Alongside this the council partnered with London-based start-up experts Capital Enterprise to secure £6m of ERDF to launch the new Tech Ecosystem Acceleration and Market-making South Yorkshire (TEAM SY) programme. Again, this began its early life as a conversation between the TechRevolution Lead Partner and Lead Expert. The concept was first explored in 2018 and went on to become a failed Urban Innovative Actions bid. In 2020 this was revisited and developed into an application for support from the Sheffield City Region’s European Structural and Investment Fund Programme. This was approved and in 2020 the programme started to come to life. The plan is to transform the whole city region economy, to increase the number and viability of tech start-ups and to grow more and better jobs which contribute to the region’s ability to recover from the COVID-induced recession.

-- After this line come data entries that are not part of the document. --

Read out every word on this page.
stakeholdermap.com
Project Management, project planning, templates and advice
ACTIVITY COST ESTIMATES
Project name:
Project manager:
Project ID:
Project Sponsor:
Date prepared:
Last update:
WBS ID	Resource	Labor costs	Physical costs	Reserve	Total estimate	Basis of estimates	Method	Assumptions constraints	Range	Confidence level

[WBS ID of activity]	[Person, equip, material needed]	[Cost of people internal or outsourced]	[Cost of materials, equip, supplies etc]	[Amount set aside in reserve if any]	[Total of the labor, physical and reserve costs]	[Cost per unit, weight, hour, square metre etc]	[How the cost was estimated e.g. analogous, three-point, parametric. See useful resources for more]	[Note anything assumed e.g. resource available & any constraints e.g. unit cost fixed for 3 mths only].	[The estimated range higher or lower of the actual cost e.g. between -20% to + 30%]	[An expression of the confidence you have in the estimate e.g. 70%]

As an additional twist, the coordinator of Barnsley’s first URBACT Local Support Group, was one of the first hires – joining Capital Enterprise as the aptly named TEAM SY super-connector.

Concluding Thoughts

As the network draws to a close during 2021, Barnsley is gearing up for the 3rd cohort of IoT Tribe and grappling with the challenge of how to instil a sense of space in virtual delivery. It is launching two new business support programmes, both informed by TechRevolution work. The team is looking to work smarter and considering their own internal working practices, building on some agile city leadership training delivered as part of the TechRevolution transnational programme.

And all of this is happening against a Brexit-coloured backdrop. The UK might have left the European Union but it is clear that Barnsley for one is still firmly European in its thinking and vision. URBACT has had a huge impact on its ability to grow and maintain productive relationships with stakeholders regionally, nationally and internationally. It has provided the soft infrastructure necessary to facilitate learning and knowledge exchange. It has helped the wider Barnsley to experience and better understand the benefits of collaboration and co-creation. Ultimately it has been pivotal in enabling the municipality to raise over £10m of investment for digital economy actions from which, if the past 10 years are anything to go by, great things will come.

So why the Yorkshire terrier analogy? Take a look at the breed characteristics online:

“The Yorkshire terrier is energetic, feisty and domineering, but also affectionate”.

Barnsley has all of these characteristics in spades and much much more. It truly is the Yorkshire terrier of tech.